Sur le fond, la conviction de l’establishment politico-militaire israélien demeure que ces assassinats ciblés permettent à la fois de protéger Israël et de gagner du temps. Les faits ne soutiennent pas cette analyse. Ils n’ont jamais empêché l’émergence d’une relève encore plus dangereuse : la barbarie déployée par la milice islamiste le 7 octobre le confirme. Ces éliminations sont devenues en fait une fin plutôt qu’un moyen, compte tenu de l’incapacité de Benyamin Nétanyahou à articuler la moindre solution au conflit israélo-palestinien qui ne parte pas de la négation des droits légitimes des Palestiniens à disposer de leur propre Etat.
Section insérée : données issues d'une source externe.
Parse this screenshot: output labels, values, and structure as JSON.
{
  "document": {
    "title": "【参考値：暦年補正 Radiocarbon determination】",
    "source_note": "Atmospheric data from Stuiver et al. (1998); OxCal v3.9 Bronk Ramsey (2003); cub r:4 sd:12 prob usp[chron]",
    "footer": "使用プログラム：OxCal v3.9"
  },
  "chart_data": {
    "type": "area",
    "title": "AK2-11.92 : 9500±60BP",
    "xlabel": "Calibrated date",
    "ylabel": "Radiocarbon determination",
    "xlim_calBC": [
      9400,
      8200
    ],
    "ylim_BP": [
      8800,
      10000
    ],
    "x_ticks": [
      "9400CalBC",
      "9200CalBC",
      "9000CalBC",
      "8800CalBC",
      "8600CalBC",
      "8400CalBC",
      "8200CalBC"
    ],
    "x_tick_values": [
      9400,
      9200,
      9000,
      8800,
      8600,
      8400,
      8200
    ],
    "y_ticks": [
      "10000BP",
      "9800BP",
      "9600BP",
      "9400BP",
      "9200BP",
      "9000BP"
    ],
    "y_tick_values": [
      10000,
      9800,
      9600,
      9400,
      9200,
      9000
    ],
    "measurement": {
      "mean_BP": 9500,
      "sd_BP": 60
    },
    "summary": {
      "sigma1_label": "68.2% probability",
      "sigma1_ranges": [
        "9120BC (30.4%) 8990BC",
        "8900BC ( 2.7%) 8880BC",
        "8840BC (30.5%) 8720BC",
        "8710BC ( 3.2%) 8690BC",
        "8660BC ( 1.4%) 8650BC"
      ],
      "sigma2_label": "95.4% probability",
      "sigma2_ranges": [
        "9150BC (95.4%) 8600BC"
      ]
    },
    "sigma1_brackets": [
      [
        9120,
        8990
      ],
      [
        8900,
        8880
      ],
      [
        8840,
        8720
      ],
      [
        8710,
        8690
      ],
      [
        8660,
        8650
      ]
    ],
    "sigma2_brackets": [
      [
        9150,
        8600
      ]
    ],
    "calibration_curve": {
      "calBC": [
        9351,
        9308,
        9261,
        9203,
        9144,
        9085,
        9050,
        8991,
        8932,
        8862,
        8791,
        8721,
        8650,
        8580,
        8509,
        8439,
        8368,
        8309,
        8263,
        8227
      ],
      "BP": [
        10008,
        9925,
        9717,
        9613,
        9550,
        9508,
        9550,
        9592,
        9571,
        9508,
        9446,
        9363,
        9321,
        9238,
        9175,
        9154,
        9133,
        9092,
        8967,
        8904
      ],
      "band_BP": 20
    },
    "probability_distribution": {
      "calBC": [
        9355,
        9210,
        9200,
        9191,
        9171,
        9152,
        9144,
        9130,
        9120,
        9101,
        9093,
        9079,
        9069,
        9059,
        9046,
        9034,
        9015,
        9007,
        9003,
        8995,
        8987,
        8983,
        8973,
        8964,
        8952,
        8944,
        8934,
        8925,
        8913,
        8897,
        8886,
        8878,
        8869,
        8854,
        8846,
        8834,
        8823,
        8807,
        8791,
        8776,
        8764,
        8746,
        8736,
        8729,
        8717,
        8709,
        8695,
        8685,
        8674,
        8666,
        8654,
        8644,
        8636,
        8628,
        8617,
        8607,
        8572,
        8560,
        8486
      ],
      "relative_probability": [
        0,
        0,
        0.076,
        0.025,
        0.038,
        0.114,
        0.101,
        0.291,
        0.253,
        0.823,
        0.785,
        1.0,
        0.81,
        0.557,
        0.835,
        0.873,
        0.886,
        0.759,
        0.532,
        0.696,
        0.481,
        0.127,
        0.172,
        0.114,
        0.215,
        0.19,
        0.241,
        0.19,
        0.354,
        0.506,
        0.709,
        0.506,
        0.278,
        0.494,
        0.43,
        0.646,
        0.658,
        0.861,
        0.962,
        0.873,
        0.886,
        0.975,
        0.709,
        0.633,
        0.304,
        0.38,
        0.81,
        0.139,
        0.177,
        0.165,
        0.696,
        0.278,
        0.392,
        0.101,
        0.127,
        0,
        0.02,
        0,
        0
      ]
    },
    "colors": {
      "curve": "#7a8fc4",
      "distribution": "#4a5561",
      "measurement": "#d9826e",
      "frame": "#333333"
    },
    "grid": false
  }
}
Cette hémiplégie stratégique et l’obsession de la force produisent des effets délétères sur la société israélienne elle-même, qui se radicalise au fur et à mesure que la diplomatie et le compromis disparaissent. Le dernier exemple en date est l’assaut donné le 29 juillet contre deux bases militaires par des dizaines de militants d’extrême droite pour protester contre des poursuites engagées contre des soldats accusés du viol d’un Palestinien. Ces extrémistes étaient accompagnés par des députés du Likoud, le parti du premier ministre, et par des membres masqués de la Force 100, une unité de l’armée déjà accusée de maltraitance envers des détenus palestiniens. Un signal particulièrement inquiétant.